THE RING 3…D… No joke.
THE RING 3…D… No joke.
Apr 28
I wish I could have been at the meeting where the genius being Paramount concluded:
(A) Films in 3D are so fucking hot right now
(B) People really dug Japanese horror last decade
(C) We own the rights to The Ring, and ‘part three’ would be the next installment…
OMG! Wait!
(D) We can call it The Ring 3D! The marketing practically takes care of itself!
(E) Green lit.
The trend of every damn film being announced in 3D is getting very tiring, not to mention the equally hideous trend of naming the third film ’3D’. Clever.
Is milking Japanese horror for all its worth while beating an originally successful film to death by forcing trilogies/sequels onto it really going to make money? The answer is probably yes, sadly.
I could question the creditability of Paramount and this horrendously insulting move all I like, but this will likely make a fair box office return. If the creepy girl climbing out of the TV is adapted correctly to be climbing out of the cinema screen toward an audience in 3D it could have some potential. My money’s on it coming off cheap and ridiculous.

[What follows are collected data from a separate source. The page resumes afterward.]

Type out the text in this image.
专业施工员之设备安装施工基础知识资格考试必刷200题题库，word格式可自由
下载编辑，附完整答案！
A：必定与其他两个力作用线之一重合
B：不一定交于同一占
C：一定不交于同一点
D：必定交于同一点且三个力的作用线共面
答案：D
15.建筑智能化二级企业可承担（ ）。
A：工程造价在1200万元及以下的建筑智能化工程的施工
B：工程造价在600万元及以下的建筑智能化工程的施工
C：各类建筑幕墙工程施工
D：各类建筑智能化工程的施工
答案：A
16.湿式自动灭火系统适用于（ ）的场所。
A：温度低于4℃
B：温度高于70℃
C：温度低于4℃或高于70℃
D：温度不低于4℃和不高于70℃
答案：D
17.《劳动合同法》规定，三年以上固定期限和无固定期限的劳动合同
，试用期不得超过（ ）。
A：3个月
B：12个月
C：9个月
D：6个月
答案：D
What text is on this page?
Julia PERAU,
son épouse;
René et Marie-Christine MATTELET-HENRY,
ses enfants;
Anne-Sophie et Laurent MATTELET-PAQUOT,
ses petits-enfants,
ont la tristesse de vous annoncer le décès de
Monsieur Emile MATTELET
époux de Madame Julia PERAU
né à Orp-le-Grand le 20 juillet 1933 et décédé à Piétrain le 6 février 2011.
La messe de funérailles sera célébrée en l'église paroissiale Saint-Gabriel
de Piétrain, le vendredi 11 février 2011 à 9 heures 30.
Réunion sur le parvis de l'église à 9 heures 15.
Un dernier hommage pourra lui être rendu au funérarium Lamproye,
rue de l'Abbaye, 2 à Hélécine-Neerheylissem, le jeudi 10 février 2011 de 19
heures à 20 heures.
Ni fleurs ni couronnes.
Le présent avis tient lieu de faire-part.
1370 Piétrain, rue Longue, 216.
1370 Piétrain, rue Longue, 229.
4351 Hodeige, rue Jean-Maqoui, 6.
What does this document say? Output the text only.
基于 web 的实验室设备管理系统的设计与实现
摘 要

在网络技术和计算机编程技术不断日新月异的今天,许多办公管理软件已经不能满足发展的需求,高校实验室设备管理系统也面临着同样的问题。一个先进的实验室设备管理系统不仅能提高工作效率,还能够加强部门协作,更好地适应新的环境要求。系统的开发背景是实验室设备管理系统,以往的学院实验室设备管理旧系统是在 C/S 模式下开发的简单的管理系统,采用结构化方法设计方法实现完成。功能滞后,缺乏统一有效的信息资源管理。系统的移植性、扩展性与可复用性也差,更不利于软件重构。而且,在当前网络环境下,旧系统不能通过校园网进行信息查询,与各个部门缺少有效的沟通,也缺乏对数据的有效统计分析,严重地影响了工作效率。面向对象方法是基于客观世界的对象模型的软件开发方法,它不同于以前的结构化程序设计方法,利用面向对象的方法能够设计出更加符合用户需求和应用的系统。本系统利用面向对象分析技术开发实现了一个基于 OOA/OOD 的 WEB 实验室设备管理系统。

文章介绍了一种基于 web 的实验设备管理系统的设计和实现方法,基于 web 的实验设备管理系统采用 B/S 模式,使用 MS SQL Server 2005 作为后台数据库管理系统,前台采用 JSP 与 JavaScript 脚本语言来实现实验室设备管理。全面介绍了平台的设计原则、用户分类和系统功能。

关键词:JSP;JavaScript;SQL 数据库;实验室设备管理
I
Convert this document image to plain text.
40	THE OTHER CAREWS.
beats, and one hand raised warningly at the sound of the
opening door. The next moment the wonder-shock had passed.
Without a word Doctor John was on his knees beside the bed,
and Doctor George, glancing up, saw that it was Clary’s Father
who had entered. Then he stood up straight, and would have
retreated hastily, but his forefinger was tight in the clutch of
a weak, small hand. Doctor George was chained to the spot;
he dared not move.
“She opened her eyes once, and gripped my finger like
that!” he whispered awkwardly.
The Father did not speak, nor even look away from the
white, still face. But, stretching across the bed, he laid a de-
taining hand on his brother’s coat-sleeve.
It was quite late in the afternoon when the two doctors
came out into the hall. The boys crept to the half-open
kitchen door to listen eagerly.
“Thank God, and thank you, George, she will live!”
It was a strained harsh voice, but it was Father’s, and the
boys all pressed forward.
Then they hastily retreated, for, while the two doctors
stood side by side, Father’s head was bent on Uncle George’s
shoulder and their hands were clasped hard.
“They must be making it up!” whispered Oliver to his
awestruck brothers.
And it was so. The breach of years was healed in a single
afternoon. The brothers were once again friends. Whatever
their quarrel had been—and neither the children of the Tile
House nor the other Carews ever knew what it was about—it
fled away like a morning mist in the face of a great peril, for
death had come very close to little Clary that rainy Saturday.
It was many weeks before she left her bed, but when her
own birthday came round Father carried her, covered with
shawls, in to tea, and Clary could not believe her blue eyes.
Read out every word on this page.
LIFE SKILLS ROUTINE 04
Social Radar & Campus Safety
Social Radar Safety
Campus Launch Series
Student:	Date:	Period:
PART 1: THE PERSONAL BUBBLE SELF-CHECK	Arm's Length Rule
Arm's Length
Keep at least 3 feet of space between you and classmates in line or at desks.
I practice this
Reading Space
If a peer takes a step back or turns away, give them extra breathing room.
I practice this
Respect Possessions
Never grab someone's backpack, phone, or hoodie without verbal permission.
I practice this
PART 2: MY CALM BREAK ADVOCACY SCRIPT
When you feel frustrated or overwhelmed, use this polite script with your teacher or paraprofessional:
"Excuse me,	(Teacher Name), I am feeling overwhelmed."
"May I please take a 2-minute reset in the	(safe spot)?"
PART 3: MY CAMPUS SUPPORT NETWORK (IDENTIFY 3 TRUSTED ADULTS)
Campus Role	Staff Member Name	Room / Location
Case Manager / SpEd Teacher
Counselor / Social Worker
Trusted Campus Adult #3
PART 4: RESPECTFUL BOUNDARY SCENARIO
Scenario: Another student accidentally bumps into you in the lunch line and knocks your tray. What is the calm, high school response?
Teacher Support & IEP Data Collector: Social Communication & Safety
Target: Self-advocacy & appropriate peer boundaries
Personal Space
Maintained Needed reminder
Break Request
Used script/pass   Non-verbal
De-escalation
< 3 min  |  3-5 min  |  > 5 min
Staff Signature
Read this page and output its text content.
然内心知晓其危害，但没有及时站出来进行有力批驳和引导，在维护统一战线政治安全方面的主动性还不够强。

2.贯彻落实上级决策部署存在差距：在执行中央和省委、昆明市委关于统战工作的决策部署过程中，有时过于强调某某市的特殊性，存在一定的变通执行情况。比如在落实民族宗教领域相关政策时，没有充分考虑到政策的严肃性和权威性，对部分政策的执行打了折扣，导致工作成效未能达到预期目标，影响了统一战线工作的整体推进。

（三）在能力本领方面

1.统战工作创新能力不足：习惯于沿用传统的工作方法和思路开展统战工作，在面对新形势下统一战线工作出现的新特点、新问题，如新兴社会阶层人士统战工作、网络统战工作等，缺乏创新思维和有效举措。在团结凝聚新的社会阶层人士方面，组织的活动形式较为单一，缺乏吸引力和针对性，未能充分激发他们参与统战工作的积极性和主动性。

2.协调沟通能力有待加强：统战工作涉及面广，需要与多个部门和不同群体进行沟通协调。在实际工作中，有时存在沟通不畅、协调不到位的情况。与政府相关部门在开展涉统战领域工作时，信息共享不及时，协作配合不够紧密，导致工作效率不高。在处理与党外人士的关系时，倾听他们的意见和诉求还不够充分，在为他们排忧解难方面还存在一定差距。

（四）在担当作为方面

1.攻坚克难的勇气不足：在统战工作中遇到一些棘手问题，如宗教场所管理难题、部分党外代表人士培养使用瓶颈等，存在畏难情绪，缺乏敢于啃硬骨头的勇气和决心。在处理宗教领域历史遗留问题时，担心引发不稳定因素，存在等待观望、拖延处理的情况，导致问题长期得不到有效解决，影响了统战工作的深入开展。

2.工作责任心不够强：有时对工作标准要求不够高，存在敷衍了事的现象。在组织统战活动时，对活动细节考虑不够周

Also consider the fact that the kids featured in this unprecedented, bound-to-be -woeful sequel (if The Ring 2 was any indication) will need to search high and low to find a video player that is still plugged into a television to play the doomed VHS cassette tape that features the cursed footage. As a result, I smell product placement opportunities for the iPhone. Which would make sense as THR revealed in their exclusive that the sequel will be geared towards the teen market (duh) and aims to ‘re-boot the franchise’. Nope, these studios ‘aint done by a long shot.